Единственная скотина — лошадь — была стара, костлява, капризна в работе и славилась по всей деревне своей блудливостью.
Дяде Кирьяку часто приходилось выслушивать жалобы на свою лошадь от односельчан и даже от мужиков соседних деревень.
То она перемахнула через забор и потравила овсы, то, залезши в сад к дяде Аркаше, поломала яблони и разрушила какой-то сложный механизм, изобретенный хозяином, то, влезши мордой в открытое окно, сожрала у бабы стоявшие на подоконнике герани.
Дядя Кирьяк хладнокровно выслушивал жалобы мужиков, потом шел в конюшню к виновнице преступлений и, глядя на ее костлявую фигуру, длинную горбоносую морду, говорил:
— У-у… гада!

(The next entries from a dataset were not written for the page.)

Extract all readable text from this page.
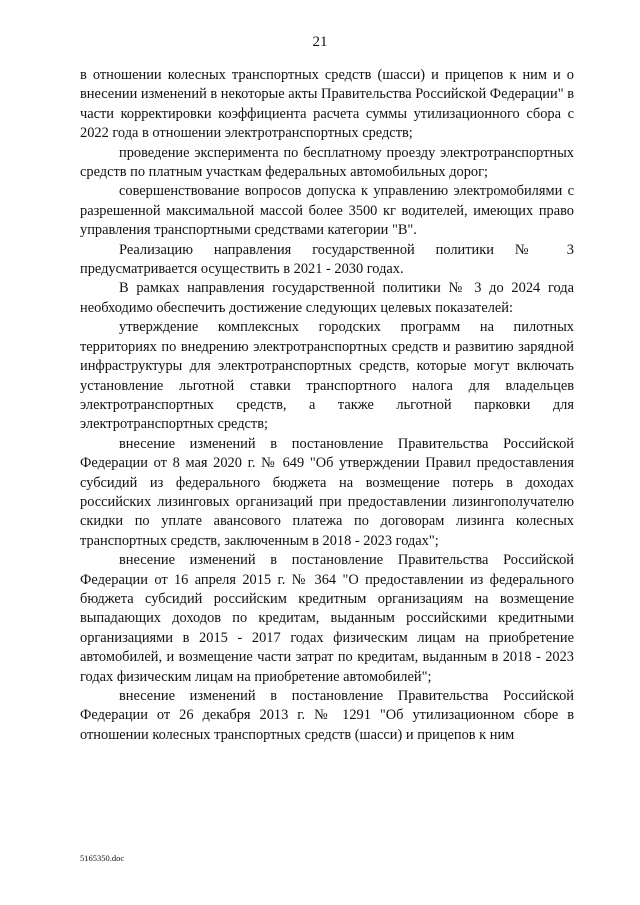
21

в отношении колесных транспортных средств (шасси) и прицепов к ним и о внесении изменений в некоторые акты Правительства Российской Федерации" в части корректировки коэффициента расчета суммы утилизационного сбора с 2022 года в отношении электротранспортных средств;

проведение эксперимента по бесплатному проезду электротранспортных средств по платным участкам федеральных автомобильных дорог;

совершенствование вопросов допуска к управлению электромобилями с разрешенной максимальной массой более 3500 кг водителей, имеющих право управления транспортными средствами категории "B".

Реализацию направления государственной политики № 3 предусматривается осуществить в 2021 - 2030 годах.

В рамках направления государственной политики № 3 до 2024 года необходимо обеспечить достижение следующих целевых показателей:

утверждение комплексных городских программ на пилотных территориях по внедрению электротранспортных средств и развитию зарядной инфраструктуры для электротранспортных средств, которые могут включать установление льготной ставки транспортного налога для владельцев электротранспортных средств, а также льготной парковки для электротранспортных средств;

внесение изменений в постановление Правительства Российской Федерации от 8 мая 2020 г. № 649 "Об утверждении Правил предоставления субсидий из федерального бюджета на возмещение потерь в доходах российских лизинговых организаций при предоставлении лизингополучателю скидки по уплате авансового платежа по договорам лизинга колесных транспортных средств, заключенным в 2018 - 2023 годах";

внесение изменений в постановление Правительства Российской Федерации от 16 апреля 2015 г. № 364 "О предоставлении из федерального бюджета субсидий российским кредитным организациям на возмещение выпадающих доходов по кредитам, выданным российскими кредитными организациями в 2015 - 2017 годах физическим лицам на приобретение автомобилей, и возмещение части затрат по кредитам, выданным в 2018 - 2023 годах физическим лицам на приобретение автомобилей";

внесение изменений в постановление Правительства Российской Федерации от 26 декабря 2013 г. № 1291 "Об утилизационном сборе в отношении колесных транспортных средств (шасси) и прицепов к ним

5165350.doc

Опять набедокурила, окаянная! Воровка чортова, одер, навязалась на мою шею!
И замахивался на нее кулаком. Лошадь испуганно дергала головой кверху. Сплюнув на пол, дядя Кирьяк запирал дверь конюшни на засов.
— Сиди не жрамши за это!..
Потом, почесывая большим пальцем левой руки спину меж лопаток, он долго стоял на дворе, глядя на небо.
Лошадь, высунув голову в окно, прорезанное в стене конюшни, внимательно наблюдала за ним.
Погрозив ей еще раз кулаком, дядя Кирьяк поднимался по скрипучему крылечку домой.
Окладные листы на налог прислали поздно осенью, а до деревни Танюхино они дошли только к зиме.
Когда мужикам об'явили о том, что нетрудовой элемент, т. е. паразиты и кулаки, платят налог в тройном размере, они сначала ничего не поняли и, поворачивая в руках бумажки с желтыми разводами, глядели то на них, то друг на друга.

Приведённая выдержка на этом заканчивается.